No todas estas propiedades tienen la misma fama, pero juntas entre hacen que la cáscara de naranja resulte muy beneficiosa para el organismo.

Beneficios de la cáscara de naranja

La cáscara de naranja tiene muchas ventajas, como quitamanchas o desodorante, pero vamos a centrarnos en la salud porque es donde mayor es su contribución. Entre sus beneficios, destacan:

  • Refuerza el sistema inmunológico y evita infecciones gracias a los antioxidantes y a la vitamina C.
  • Reduce la presión arterial y el colesterol y cuida la salud cardiovascular gracias a la pectina de la cáscara de naranja.
  • Mejora la digestión y evita el estreñimiento porque contribuye al bienestar de la flora intestinal y a la salud digestiva.
  • Elimina grasas así que ayuda a perder peso a quienes están a dieta.
  • Crea una barrera protectora contra la placa bacteriana, lo que mejora la salud dental.

Seguro que, después de leer todo lo que puedes conseguir, ya no tirarás las cáscaras de las naranjas. Te contamos qué puedes hacer con ellas.

Usos de la cáscara de naranja

Hemos cultivado nuestras naranjas de forma sostenible así que puedes utilizarlas sin riesgos para tu salud. Guarda las cáscaras de las próximas que te enviemos a casa y aprovéchalas para alguno de estos usos.

Cáscara de naranja para blanquear los dientes

La parte blanca de la piel de la naranja (albedo) tiene un uso que te sorprenderá: blanquear los dientes. Solo has de frotar suavemente sobre los dientes esta parte de la cáscara. Hazlo unos minutos un par de veces al día antes de lavártelos y verás cómo elimina las manchas y los deja más blancos.

Además de los dientes, la cáscara de naranja también sirve como tratamiento de belleza porque su vitamina C aporta luminosidad a la piel y evita el envejecimiento. Puedes usar su infusión como si fuese un tónico facial o añadir la ralladura de piel a otros ingredientes para hacerte una mascarilla.

Cáscara de naranja para adelgazar

Naranja confitada, mermeladas, bizcochos, flanes… hay muchos postres para aprovechar la naranja. Aún así y aunque parezca contradictorio, la cáscara de naranja sirve para adelgazar: es saciante, diurética y baja en calorías.
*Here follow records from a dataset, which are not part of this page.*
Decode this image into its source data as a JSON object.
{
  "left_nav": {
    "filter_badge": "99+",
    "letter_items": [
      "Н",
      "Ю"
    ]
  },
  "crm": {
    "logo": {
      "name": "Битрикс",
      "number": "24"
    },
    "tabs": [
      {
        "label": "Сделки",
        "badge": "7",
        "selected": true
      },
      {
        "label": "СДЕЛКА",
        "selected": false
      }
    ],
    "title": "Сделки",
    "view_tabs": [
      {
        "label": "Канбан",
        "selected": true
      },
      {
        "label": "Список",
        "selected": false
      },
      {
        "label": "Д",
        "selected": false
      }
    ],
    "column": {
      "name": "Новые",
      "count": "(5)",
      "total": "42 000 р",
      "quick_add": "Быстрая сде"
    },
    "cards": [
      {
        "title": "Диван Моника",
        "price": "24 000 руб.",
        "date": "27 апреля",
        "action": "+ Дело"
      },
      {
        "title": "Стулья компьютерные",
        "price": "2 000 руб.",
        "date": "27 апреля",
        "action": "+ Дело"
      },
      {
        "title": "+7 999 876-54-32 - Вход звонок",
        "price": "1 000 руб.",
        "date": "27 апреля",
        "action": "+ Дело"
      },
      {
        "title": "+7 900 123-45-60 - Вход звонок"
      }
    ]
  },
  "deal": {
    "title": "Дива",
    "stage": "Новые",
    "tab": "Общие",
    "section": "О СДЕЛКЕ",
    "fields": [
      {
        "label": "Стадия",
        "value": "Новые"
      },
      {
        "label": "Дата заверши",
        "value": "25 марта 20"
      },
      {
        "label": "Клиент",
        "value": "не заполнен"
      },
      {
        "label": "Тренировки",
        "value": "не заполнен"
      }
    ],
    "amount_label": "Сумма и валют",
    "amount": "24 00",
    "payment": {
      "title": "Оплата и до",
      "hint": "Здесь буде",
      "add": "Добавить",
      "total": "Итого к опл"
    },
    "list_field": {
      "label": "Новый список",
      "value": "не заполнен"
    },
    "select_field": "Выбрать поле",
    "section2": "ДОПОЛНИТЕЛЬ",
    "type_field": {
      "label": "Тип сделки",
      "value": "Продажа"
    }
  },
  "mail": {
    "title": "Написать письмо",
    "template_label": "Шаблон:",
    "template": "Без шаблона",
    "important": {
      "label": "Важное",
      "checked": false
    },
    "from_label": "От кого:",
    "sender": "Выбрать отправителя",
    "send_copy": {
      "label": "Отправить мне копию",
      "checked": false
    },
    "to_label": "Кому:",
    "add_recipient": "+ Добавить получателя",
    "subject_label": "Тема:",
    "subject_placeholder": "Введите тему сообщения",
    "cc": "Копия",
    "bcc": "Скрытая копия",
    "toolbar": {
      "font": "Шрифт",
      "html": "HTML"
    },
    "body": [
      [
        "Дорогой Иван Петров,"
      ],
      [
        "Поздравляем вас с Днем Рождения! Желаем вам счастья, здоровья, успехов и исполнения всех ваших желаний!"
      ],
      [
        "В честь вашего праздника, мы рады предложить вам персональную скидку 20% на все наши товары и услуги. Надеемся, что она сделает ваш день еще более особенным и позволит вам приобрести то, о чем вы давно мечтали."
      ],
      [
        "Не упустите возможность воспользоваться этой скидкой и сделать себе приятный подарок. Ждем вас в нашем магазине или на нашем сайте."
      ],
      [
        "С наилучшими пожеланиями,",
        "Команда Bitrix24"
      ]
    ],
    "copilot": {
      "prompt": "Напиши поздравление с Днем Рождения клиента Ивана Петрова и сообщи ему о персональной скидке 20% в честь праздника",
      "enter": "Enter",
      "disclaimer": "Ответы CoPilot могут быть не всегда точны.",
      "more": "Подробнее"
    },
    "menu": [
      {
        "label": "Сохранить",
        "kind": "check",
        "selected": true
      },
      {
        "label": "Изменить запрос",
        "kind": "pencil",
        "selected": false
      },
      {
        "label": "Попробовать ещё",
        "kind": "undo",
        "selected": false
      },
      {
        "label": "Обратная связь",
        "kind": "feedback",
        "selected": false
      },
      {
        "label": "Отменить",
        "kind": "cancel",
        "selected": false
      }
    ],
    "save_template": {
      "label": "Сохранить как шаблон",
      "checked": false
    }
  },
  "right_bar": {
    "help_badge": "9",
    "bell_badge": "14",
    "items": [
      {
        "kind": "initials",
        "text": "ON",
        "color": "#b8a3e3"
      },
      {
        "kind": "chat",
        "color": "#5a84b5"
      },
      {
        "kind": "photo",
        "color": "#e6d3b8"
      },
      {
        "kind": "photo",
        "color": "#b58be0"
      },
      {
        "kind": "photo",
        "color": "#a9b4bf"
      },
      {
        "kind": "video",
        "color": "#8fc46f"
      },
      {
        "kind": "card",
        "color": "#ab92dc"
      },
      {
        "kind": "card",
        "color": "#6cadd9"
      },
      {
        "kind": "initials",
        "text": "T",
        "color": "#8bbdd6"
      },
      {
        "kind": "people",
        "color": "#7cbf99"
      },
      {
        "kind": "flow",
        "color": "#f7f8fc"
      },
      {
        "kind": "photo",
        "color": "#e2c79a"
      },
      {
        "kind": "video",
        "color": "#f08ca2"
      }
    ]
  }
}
La forma más sencilla de tomar la cáscara de una naranja es en un té, por ejemplo después del almuerzo o la cena, para favorecer el tránsito intestinal gracias a su fibra y mantener a ralla las digestiones pesadas.

Cáscara de naranja para aromatizar

En la piel de la naranja es donde se concentran las glándulas de aceite, de ahí se desprende su característico olor y es lo que se utiliza para crear perfumes.

Una forma casera de aprovecharlos, además de en repostería como acabamos de ver, es preparar un ambientador con la cáscara y otras especies como la canela.

Además, aunque la citronela sea el repelente de mosquitos más conocido, el aroma de la naranja tampoco gusta a estos insectos así que su cáscara los ahuyenta.